It’s Little Brother’s greatest fear: getting lost. Or, more specifically, being left behind, forgotten. I don’t know if it comes with the terrain of being the youngest, but it’s a pressing concern for him–an off-limits topic of jokes for one who loves to joke.
Yesterday, we met friends at the stage show of Mary Poppins and for an instant (real time: three seconds) as I approached the concessions stand with The Kid in tow (he is not one to wander when popcorn is involved; neither am I, when it’s champagne), I turned and couldn’t see LB. “Where’s Will?” I asked his brother, who only had eyes for buttery salty goodness, and in that second I spotted him: LB with his furrowed brow, eyes in panic mode. He saw me, ran over, buried his face in my side. Found.
Sometimes you just have to look around. It’s good advice that’s hard to follow when the walls close in on you: look around. The trick is knowing whether to be still or move while doing it.
Last week The Husband and I saw Top Gun, and the nostalgia was almost as good as the popcorn (and champagne), and a couple of days later I listened to a podcast about a plane that went missing in the 1940s. Dead reckoning as a strategy was mentioned: using your previous location, plus factors like speed and direction, to determine where you are now. In biology, it’s called path integration. In Moana, Maui describes something similar–wayfinding: knowing where you are by knowing where you’ve been.
All of this is only helpful, of course, if you admit that you don’t know where you are. That you’re lost. Thankfully, I lost all my dignity (feigned or otherwise) associated with knowing where I am and what I’m doing long ago. Shrugging my shoulders is both a perpetual act of honesty and a great way of relocating them from their anxiety-positioned home around my ears.
I remember stepping out of the subway in New York and just moving before I figured out which corner I was on because I didn’t want anyone else knowing I didn’t know. This led more often than not to backtracking, repositioning, circling a block not to be seen. Kind of pathetic. Sometimes, moving isn’t the answer.
It strikes me that these tactics–reckoning, way finding, path integration–well, first of all, they don’t always work. But also? They require information beyond what we know; a source of guidance outside of ourselves. A reorientation of our own position, or someone else’s.

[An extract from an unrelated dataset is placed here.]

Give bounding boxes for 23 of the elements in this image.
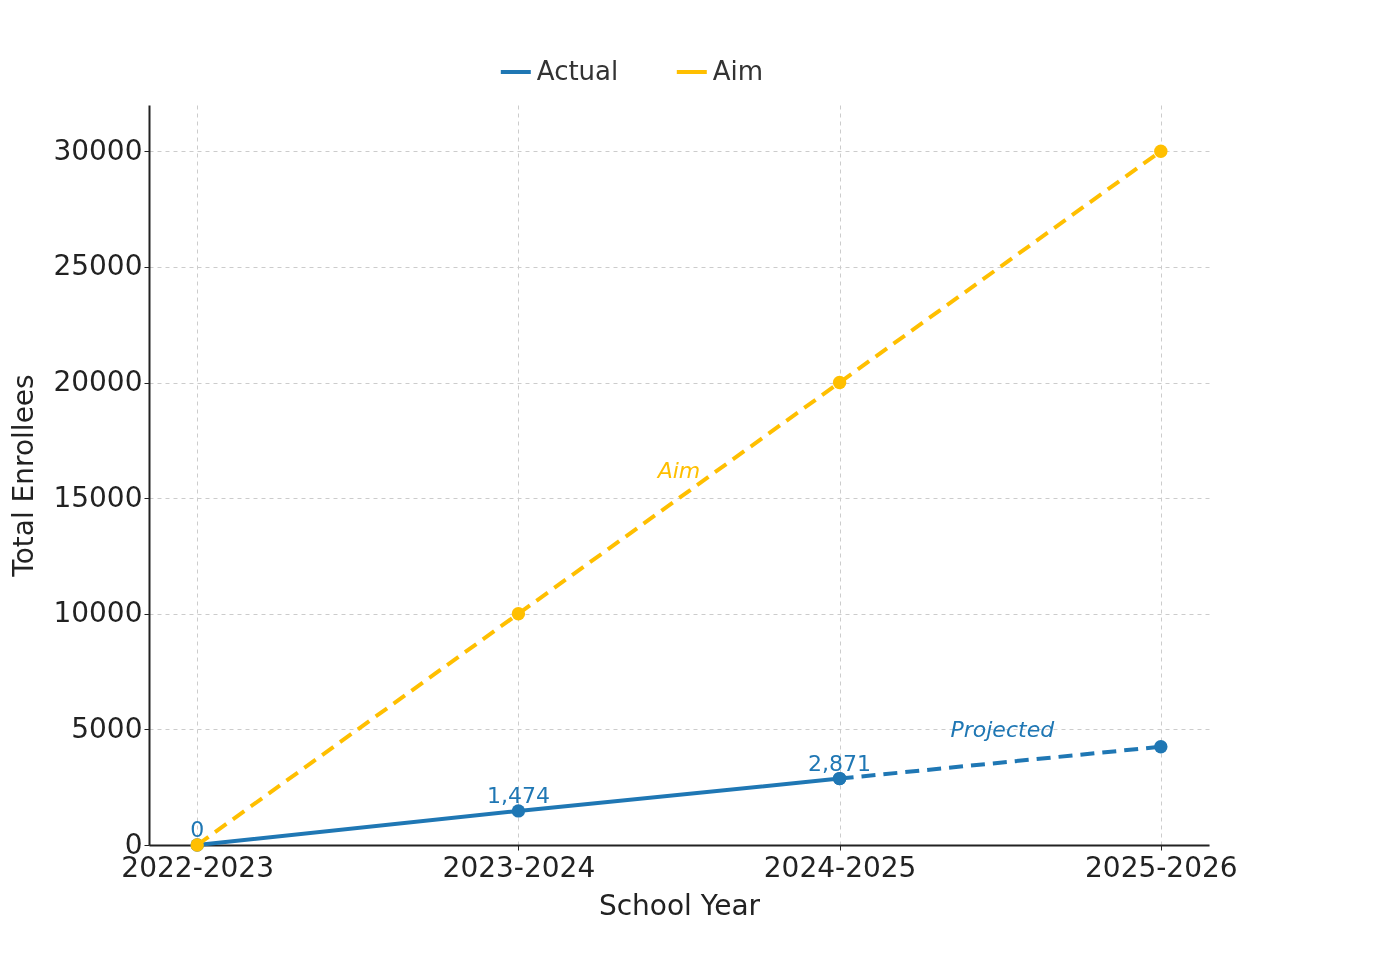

Also in New York, I found home in TH, about a year before he figured out the same of me. It’s not always the lost who have to be still and wait. Being found doesn’t happen on our own time.
But it does happen.
The boys did a basketball camp last week. It was TK’s first camp ever, and there was much to discuss after. And before, like when he ran up to the coaches at check-in to enquire whether they are nice to autistic kids. Or the next day, when he asked the coach not to touch him while teaching him. We give our kids a home, a place, so that when they’re out in the world they know where they are by knowing who they are. His teacher told me the last day of term, how adept he is at advocating for himself, at saying what he needs. I think of this one thing I’ve done right that I never could do for myself when I was his age, and in that moment I am found: I am right where I’m supposed to be.